Orbene, il comma 1-bis del summenzionato art. 23 – introdotto opportunamente in sede di conversione
in legge – stabilisce che “le parti definiscono in sede contrattuale la quota dei canoni imputata al corrispettivo che il
concedente deve restituire in caso di mancato esercizio del diritto di acquistare la proprietà dell’immobile entro il termine stabilito”. In tal modo, il canone di locazione riceve dalle parti una “articolazione”, che non si limita solo
a distinguere la componente che rimane, comunque, definitivamente acquisita al concedente quale corrispettivo della concessione del godimento (sino alla stipula del contratto traslativo) e quella che è destinata ad essere imputata al “prezzo” convenuto per la (futura, eventuale) vendita, ma prevede anche un’ulteriore (possibile)
distinzione, volta ad individuare – all’interno della parte di canone destinata ad essere imputata al prezzo (se la vendita verrà conclusa) – accanto ad una “quota” che, in caso di mancato esercizio del diritto all’acquisto del conduttore, il proprietario dovrà restituire, un’altra “quota” che egli potrà invece trattenere (v. D’Amico, Il rent to buy: profili tipologici, in Contratti, 2015, fasc. 11, 1030).

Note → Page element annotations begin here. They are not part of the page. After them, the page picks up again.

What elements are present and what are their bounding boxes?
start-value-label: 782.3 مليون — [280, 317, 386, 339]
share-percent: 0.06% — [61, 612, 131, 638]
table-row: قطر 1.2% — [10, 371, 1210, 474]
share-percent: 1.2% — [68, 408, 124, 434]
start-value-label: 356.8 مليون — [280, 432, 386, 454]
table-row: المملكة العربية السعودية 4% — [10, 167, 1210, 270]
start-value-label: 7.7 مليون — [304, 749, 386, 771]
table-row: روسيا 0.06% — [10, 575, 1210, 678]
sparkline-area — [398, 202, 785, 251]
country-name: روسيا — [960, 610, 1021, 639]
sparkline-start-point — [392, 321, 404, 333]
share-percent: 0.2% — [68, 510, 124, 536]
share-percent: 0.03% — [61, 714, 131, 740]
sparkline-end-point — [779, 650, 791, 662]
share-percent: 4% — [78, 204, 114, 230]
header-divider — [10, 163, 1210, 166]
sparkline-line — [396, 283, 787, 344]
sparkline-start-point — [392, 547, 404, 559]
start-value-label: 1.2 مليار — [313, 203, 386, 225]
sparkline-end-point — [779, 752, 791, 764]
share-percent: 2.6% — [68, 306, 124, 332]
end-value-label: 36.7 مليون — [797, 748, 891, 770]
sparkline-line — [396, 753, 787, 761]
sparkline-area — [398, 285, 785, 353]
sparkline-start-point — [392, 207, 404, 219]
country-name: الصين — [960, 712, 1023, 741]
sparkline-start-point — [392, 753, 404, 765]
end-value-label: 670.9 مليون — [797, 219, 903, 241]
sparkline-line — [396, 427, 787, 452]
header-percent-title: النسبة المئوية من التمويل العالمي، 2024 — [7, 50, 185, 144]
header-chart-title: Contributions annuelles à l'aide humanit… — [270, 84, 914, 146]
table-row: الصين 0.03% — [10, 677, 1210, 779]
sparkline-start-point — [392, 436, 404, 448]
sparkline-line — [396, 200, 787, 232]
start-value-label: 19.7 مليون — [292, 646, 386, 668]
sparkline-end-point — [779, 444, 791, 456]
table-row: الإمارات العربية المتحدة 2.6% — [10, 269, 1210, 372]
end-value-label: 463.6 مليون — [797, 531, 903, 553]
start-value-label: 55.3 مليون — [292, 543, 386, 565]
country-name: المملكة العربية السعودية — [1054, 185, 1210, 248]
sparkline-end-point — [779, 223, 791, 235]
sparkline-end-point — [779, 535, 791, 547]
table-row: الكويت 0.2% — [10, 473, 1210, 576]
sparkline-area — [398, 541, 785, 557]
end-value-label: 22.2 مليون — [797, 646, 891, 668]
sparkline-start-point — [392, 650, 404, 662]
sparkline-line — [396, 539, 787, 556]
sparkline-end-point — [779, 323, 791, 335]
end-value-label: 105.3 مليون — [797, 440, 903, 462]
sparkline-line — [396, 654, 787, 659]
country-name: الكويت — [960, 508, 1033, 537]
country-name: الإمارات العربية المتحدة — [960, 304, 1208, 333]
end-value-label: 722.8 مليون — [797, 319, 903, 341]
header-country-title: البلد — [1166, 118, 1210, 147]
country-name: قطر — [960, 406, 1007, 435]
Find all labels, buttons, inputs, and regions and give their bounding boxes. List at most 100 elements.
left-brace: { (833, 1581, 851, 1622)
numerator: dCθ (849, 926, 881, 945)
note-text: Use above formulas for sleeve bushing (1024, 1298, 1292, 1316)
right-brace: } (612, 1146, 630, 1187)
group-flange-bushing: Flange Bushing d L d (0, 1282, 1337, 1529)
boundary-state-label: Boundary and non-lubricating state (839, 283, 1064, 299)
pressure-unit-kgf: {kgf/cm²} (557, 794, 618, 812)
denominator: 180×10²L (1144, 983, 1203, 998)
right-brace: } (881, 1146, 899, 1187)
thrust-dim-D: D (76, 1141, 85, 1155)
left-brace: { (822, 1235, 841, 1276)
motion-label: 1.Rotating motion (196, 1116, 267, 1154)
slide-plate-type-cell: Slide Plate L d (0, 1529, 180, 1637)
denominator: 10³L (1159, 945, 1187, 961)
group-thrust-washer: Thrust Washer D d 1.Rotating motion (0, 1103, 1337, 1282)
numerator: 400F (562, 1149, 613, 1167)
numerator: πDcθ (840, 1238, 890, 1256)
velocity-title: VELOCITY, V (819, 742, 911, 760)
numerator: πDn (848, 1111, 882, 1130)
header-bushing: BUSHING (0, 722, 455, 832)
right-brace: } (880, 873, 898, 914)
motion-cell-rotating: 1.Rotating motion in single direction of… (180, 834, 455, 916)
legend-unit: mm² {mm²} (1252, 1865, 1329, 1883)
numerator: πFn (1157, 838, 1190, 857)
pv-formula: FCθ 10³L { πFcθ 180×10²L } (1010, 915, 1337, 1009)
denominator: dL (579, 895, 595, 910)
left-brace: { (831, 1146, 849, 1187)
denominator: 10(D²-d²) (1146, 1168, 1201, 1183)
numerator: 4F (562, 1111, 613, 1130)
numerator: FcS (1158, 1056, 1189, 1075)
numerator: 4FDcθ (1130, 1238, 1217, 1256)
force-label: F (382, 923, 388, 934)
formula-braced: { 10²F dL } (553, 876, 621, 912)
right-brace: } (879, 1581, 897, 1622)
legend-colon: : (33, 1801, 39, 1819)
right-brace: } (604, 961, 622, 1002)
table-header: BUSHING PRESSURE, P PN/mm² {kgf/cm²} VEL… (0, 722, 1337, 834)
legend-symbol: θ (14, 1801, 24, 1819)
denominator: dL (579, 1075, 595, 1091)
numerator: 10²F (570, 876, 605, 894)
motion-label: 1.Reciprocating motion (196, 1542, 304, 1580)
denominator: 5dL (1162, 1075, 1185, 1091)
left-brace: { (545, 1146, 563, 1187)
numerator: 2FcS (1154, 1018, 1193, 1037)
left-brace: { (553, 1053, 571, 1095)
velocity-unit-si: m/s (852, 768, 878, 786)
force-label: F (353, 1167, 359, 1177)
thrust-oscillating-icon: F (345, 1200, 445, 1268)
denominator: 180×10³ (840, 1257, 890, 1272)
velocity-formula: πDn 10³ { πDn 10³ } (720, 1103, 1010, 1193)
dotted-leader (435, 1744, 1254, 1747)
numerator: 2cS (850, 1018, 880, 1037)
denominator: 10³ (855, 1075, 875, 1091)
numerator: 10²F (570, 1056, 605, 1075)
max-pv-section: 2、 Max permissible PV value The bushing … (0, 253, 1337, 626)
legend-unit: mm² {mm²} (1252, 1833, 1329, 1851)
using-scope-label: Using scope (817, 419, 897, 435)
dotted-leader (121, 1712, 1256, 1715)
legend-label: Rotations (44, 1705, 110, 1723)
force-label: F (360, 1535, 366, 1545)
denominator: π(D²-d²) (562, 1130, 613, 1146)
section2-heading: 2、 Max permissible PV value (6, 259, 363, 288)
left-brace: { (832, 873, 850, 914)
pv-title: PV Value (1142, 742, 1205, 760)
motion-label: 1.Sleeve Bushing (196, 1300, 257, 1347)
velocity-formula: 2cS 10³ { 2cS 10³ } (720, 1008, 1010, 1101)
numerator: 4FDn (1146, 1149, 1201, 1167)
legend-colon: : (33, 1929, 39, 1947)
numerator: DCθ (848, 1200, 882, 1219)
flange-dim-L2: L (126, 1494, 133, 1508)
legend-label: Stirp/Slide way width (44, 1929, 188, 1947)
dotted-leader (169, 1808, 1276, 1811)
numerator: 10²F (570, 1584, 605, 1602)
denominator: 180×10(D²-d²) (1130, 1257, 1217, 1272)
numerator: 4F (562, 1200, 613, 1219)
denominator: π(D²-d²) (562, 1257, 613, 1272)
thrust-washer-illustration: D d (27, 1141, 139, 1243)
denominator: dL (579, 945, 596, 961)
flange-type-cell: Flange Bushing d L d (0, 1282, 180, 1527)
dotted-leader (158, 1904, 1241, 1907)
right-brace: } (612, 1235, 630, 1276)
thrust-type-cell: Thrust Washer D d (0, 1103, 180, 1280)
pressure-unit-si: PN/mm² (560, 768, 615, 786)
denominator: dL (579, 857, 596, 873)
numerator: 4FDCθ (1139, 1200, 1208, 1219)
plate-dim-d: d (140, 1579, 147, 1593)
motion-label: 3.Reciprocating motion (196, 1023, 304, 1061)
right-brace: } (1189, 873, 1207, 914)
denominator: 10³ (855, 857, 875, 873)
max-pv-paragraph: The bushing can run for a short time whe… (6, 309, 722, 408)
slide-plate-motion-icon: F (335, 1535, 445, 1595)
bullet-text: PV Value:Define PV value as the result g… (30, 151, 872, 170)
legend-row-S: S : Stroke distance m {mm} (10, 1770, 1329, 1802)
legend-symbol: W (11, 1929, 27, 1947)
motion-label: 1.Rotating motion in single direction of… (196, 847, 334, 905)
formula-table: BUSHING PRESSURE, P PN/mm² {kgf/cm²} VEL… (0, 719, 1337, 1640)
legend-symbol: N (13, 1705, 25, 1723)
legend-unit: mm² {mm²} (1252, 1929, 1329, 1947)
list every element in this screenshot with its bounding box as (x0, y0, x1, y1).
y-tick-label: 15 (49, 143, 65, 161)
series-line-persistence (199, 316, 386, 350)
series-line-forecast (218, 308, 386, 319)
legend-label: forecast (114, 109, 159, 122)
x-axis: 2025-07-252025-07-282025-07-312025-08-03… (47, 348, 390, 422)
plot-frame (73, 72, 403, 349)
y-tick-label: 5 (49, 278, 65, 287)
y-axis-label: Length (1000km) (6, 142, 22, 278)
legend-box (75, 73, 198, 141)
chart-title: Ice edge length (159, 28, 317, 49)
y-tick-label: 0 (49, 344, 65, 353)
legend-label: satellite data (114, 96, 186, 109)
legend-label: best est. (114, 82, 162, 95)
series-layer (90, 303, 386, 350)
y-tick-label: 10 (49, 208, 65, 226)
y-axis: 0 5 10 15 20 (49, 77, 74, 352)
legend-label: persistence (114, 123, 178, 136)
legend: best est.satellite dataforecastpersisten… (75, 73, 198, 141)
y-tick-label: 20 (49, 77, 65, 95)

L’entità di quest’ultima “quota” dipenderà, ovviamente, dal variabile dosaggio che (anche per motivi fiscali) le parti attueranno tra le diverse “componenti” del canone – quota che andrà in definitiva ad aggiungersi alla parte del canone ab origine destinata a remunerare la concessione del godimento nel periodo tra la conclusione del contratto in cui avverrà il trasferimento . ma è presumibile che essa sarà comunque sufficientemente elevata, sì da consentire, per un verso, di esercitare un’effettiva “pressione” sul conduttore in direzione dell’esercizio del diritto all’acquisto, e dall’altro, verosimilmente, di “ricompensare” il concedente – attraverso quella che finisce per
essere, in fondo, una “ricalibratura” dell’importo del canone riferito al godimento, per adeguarlo alla situazione determinatasi a seguito della decisione del conduttore di non esercitare il diritto all’acquisto – per il sacrificio unilaterale sopportato per il fatto di aver perso la possibilità di disporre del bene (ad esempio, vendendolo a terzi) durante il periodo di durata del contratto.
Un aspetto abbastanza decisivo per le sorti della nuova figura contrattuale è sicuramente quello relativo
al trattamento fiscale, che, però, non è stato affrontato a livello legislativo (specie, nel citato art. 23).
Il problema era soprattutto quello di strutturare l’operazione in maniera da escludere la configurabilità di una
promessa bilaterale di vendita, che sarebbe stata soggetta a tassazione immediata e anticipata, disincentivando
in misura notevole la diffusione dell’istituto.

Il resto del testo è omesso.